À un moment où les éleveurs sont à la peine malgré une hausse de la consommation de steak haché, cette annonce a été très mal vécue par la filière française, qui a évoqué les différences de normes sanitaires très importantes entre le Mexique et l’Union européenne. Interbev a ainsi demandé au président de la République de s’opposer à la signature de cet accord.

Sur la même ligne que les syndicats agricoles comme la Coordination rurale ou la Confédération paysanne, le ministre de l’agriculture s’est de son côté exprimé contre l’intégration de l’agriculture dans les accords de libre-échange.  

« Je ne comprends même pas comment on peut annoncer un tel accord en ce moment. Outre la nécessaire remise en cause des règles du commerce international conclure un accord sur 20 000 tonnes de viande bovine avec un pays sans aucune traçabilité : honteux », a réagi le député de la Creuse Jean-Baptiste Moreau (LReM), éleveur bovin.

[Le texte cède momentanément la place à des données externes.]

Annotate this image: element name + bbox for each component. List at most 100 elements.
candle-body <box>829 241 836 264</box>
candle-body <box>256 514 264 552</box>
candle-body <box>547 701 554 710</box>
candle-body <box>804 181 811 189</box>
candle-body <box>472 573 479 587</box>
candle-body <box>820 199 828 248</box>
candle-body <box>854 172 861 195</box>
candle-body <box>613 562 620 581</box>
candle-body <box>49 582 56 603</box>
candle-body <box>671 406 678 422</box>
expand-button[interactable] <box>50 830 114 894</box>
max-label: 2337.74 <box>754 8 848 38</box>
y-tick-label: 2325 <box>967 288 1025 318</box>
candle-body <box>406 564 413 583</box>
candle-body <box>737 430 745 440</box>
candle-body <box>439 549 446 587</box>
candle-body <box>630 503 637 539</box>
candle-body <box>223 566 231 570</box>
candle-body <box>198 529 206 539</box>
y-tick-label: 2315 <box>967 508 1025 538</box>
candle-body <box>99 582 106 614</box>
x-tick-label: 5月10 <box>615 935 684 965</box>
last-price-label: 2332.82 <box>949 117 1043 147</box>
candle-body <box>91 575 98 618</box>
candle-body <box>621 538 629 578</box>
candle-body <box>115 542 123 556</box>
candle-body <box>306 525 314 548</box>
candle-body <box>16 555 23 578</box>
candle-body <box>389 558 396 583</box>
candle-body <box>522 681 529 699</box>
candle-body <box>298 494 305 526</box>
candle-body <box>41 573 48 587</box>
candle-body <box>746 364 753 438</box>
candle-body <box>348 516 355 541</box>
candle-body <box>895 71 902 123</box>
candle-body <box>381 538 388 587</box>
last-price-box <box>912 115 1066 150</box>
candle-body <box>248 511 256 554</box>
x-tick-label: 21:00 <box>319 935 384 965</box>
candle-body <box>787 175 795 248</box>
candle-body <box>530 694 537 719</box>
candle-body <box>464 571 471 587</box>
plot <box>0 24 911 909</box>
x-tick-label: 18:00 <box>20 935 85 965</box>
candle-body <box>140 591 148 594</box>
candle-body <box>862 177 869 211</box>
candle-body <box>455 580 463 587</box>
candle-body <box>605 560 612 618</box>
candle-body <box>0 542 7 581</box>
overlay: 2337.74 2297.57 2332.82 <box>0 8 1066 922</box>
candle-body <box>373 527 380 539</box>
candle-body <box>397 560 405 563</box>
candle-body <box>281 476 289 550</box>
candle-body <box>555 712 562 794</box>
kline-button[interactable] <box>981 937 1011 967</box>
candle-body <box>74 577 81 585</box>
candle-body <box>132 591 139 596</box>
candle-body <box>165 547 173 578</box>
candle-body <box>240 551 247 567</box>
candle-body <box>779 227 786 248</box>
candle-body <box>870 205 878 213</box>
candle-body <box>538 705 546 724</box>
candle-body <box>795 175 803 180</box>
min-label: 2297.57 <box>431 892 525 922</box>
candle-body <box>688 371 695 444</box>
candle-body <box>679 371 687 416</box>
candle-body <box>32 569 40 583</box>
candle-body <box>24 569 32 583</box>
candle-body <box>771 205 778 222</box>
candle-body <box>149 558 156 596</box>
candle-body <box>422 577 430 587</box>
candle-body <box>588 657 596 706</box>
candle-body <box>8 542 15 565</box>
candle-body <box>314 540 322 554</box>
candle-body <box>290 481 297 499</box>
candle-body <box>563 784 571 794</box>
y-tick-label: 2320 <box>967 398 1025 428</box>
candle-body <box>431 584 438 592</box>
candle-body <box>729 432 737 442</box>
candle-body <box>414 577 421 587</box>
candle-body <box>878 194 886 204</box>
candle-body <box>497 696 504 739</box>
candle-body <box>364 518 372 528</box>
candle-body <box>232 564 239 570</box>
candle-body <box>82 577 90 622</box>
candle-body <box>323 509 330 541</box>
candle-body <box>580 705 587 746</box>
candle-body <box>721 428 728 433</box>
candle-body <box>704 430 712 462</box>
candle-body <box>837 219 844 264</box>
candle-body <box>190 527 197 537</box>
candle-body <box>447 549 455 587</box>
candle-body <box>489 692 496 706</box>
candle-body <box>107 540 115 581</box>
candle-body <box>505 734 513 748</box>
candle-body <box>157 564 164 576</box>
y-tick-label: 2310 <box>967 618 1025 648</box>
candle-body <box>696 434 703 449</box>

Reste que le commissaire européen au commerce, l’ancien commissaire à l’agriculture Phil Hogan, est quant à lui convaincu du bien-fondé de ces accords de libre-échange. « Dans les vingt prochaines années, 85 % de la croissance du monde se fera en dehors de l’Europe. En 2040, 50 % de la population mondiale vivra à moins de cinq heures de la Birmanie. Et chaque jour, 150 millions de personnes en Asie sortent du seuil de pauvreté. Les chiffres parlent d’eux-mêmes. Il me semble évident que les entreprises européennes ne voudront pas se priver de cette manne d’activité. Ce serait complètement idiot de ne pas chercher à profiter de cette croissance. C’est pourquoi nous devons approfondir nos accords de libre-échange existants − on en a avec quelque 70 pays − et chercher à en contracter d’autres. Pour rebondir après la récession que nous traversons, nous aurons plus que jamais besoin du commerce international », a-t-il ainsi estimé dans un entretien paru dans Le Monde, le 7 mai.